For one physician, Georgia born-and-bred Patrick Willis, M.D., the state was too good to leave. He grew up in Brunswick, graduated from Mercer University in Macon and the Medical College of Georgia, then completed residency and fellowship at Emory University in Atlanta, about 70 miles from Athens.
He was well versed in UGA sports by the time he accepted his current position as a cardiologist with Oconee Heart and Vascular Center and affiliated with St. Mary’s Health Care System, one of two hospitals in town. “My wife, a psychologist, and I like Athens as a place where we can raise a family,” he says. “It isn’t a big city like Atlanta, but it’s close enough to a big city when we need to get to it.”
He adds, “It’s a good hybrid, with a good small-town flavor, but large enough that you do get some diversity.” In particular, there’s the diversity of restaurants. “There are a lot of little bistros and a lot of little mom-and-pop shops.”
At the CVB, marketing/communications director Hannah Smith echoes the thought. For a city of its size, Athens can boast restaurants with “nationally known local chefs doing creative things with local products,” she says.
“Several very famous bands got their start here, including REM, the B52’s and Widespread Panic,” Smith reports. “In fact, we’ve become so well-known as a music center that many groups have moved here.”
“There are 400 bands living and working here—and 75 music venues,” says Sandy Turner, the city’s public information officer. “The city of Austin, Texas, is 10 times bigger than Athens, and has the same number of groups.”

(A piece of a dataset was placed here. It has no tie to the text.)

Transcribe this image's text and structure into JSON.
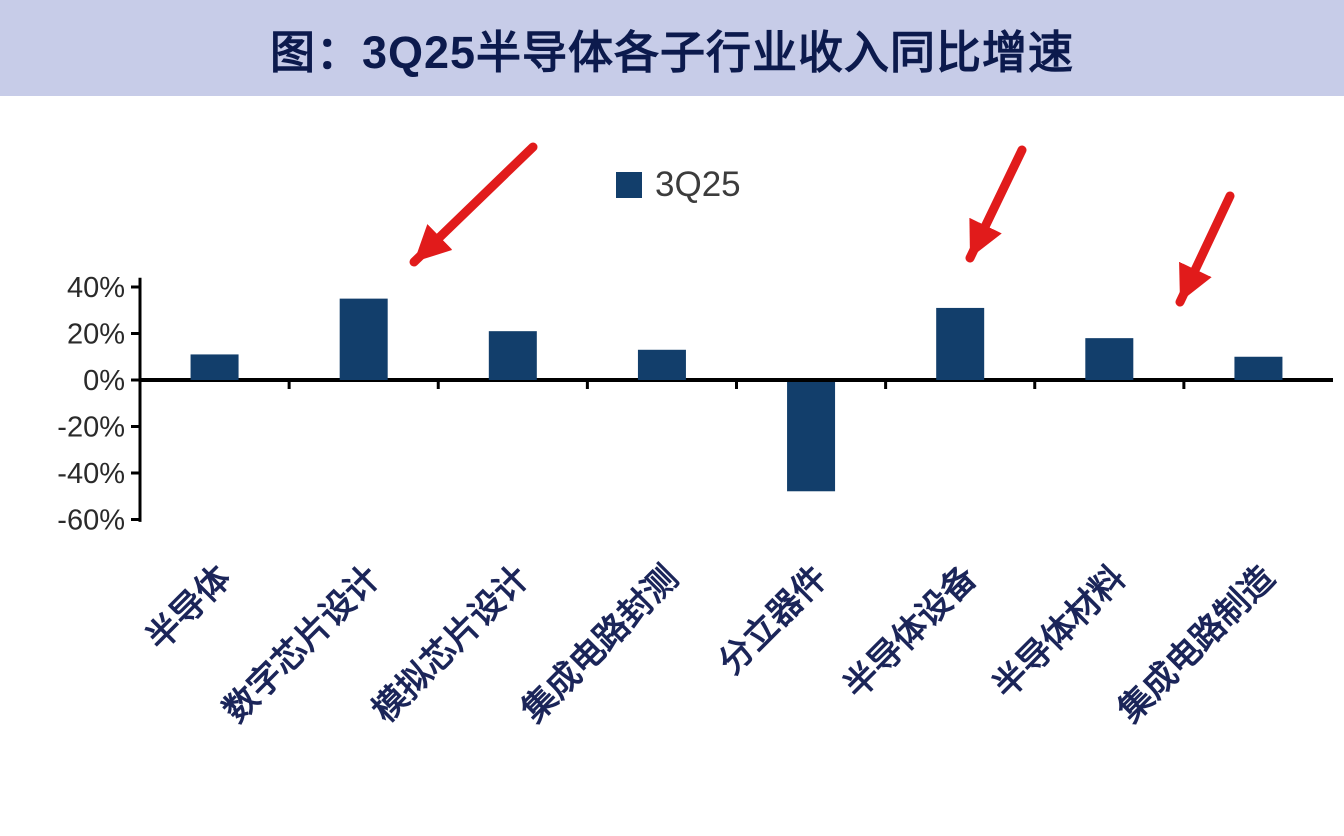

Although it’s called The Classic City, with 16 vintage neighborhoods on the National Register, Athens is hardly living in the past. In fact, in a move yielding considerable economies in government, area residents voted to make the Unified Government of Athens-Clarke County the 28th consolidated city-county government in the U.S. It’s a good talking point for businesses considering relocation. “There’s only one government entity to work with,” Turner says.

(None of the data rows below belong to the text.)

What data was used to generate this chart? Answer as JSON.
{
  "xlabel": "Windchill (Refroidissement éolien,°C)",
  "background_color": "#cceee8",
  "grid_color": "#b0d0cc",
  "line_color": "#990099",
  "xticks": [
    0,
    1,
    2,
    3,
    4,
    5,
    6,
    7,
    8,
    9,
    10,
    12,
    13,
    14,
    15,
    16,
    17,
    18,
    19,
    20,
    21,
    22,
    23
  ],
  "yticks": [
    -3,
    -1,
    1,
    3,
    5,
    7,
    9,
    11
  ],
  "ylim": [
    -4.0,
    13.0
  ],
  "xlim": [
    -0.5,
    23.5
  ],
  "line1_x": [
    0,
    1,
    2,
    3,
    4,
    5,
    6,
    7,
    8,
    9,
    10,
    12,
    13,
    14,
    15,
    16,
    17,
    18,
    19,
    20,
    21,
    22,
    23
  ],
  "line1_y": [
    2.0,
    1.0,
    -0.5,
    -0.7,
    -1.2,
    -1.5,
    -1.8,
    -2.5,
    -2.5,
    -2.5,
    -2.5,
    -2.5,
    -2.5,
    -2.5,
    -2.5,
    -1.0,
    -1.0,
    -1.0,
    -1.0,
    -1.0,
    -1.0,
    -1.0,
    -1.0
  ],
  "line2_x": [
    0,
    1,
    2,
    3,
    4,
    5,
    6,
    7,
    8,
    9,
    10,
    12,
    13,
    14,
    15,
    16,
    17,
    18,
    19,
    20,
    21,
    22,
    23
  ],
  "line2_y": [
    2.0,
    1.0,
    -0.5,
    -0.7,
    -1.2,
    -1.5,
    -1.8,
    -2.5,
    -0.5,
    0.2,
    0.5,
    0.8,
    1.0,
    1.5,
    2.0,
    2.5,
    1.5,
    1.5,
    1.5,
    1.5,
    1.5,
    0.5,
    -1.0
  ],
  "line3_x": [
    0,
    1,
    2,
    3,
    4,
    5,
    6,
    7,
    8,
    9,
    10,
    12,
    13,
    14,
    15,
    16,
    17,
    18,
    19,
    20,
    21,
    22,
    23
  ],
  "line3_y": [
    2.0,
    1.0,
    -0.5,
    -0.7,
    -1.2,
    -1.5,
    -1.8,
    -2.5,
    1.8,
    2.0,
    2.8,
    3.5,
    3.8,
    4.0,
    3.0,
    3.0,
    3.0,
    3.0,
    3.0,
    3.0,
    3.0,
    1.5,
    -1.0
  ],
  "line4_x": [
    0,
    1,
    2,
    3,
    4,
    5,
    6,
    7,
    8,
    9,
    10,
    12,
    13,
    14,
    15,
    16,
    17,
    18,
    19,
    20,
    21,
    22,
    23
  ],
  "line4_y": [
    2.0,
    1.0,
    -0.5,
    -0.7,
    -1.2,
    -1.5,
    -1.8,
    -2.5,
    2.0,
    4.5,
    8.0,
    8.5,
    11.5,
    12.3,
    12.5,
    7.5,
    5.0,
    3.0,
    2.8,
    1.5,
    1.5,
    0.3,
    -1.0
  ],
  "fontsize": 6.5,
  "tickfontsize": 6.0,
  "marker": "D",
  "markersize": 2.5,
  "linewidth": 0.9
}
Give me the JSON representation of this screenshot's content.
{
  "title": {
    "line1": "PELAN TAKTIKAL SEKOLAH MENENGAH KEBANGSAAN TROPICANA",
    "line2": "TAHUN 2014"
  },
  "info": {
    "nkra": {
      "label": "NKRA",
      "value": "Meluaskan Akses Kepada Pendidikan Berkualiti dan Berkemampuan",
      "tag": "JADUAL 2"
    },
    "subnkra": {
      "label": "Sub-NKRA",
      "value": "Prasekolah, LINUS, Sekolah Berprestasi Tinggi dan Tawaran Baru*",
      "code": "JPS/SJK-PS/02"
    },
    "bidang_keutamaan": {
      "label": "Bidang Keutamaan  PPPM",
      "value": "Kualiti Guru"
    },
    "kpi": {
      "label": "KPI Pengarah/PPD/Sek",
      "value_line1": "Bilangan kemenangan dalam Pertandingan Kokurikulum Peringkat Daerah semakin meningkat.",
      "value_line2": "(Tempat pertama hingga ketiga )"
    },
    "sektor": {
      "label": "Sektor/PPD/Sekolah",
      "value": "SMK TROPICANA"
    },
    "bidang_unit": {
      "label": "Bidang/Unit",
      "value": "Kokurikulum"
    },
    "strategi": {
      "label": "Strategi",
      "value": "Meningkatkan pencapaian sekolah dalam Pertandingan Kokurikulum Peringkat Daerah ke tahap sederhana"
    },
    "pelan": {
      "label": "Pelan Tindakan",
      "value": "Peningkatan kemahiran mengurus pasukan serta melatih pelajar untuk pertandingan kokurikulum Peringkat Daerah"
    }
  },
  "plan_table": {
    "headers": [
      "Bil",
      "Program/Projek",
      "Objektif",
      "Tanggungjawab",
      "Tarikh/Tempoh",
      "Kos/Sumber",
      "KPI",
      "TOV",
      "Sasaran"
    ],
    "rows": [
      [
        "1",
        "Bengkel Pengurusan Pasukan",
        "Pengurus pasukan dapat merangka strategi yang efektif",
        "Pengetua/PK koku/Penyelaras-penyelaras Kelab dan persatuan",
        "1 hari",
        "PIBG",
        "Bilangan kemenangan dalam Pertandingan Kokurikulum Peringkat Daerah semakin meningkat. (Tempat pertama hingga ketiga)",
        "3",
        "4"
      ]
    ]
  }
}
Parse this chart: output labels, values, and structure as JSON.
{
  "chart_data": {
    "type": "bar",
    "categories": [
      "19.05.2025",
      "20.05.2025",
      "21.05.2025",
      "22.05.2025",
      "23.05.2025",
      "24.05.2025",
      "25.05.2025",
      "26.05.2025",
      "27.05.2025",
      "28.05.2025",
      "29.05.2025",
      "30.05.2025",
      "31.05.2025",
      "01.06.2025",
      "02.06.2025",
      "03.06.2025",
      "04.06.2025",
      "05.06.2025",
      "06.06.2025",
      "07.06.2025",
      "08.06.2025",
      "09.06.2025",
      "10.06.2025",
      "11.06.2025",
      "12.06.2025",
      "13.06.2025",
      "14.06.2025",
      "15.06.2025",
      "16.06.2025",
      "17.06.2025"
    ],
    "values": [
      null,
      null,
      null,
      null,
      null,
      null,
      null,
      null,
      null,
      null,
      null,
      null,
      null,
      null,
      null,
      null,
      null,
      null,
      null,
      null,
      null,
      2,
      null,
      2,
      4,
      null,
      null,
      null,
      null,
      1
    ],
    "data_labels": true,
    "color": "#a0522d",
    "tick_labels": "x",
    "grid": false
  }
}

Still, says Chamber of Commerce president/CEO Doc Eldridge, “The biggest economic event in my time was when we finally got a medical school here.” UGA has entered a medical partnership with Georgia Health Sciences University at the venerable Medical College of Georgia in Augusta. The UGA affiliate opened in 2010 with two upper classes of 40 students each, expanding to a full four-year program this August and eventually to 60 students per class.
It couldn’t have happened at a better time. Georgia is one of the 10 fastest-growing states and already has a severe physician shortage. GHSU is designed to emphasize small group learning and student/teacher interaction and “allows for innovative teaching opportunities,” according to spokesperson Alison Bracewell McCullick.
The medical campus is on the site of a former U.S. Navy school, conveniently located near the city’s two hospitals, St. Mary’s and the Athens Regional Medical Center. Both chose to open intern and residency programs.
A decade ago, in addition to its general services, St. Mary’s began focusing emphasis on five medical specialties most needed in the area. The reason, as public relations manager Mark Ralston explains it: “We are in the belt buckle of the heart and stroke belt of Georgia.”
St. Mary’s also established a Children’s Specialty Services Clinic, where specialists regularly schedule appointments. In general, Ralston reports, the goal is to improve and upgrade all services. “We have dedicated ourselves to being excellent. Our CEO says, ‘Average is not good enough.’”
This may have been a factor in the “huge influx of doctors” in the last few years, as he also reports. And it may play a part in the influx of jobs. Caterpillar, Inc., for instance, is building a new construction equipment manufacturing facility in the area, with a projected labor force of 1,400 by 2020, plus 2,800 supply-chain-related jobs.
The combination of all of the above leads the Chamber of Commerce’s Doc Eldridge to proclaim: “It’s a wonderful place to live.”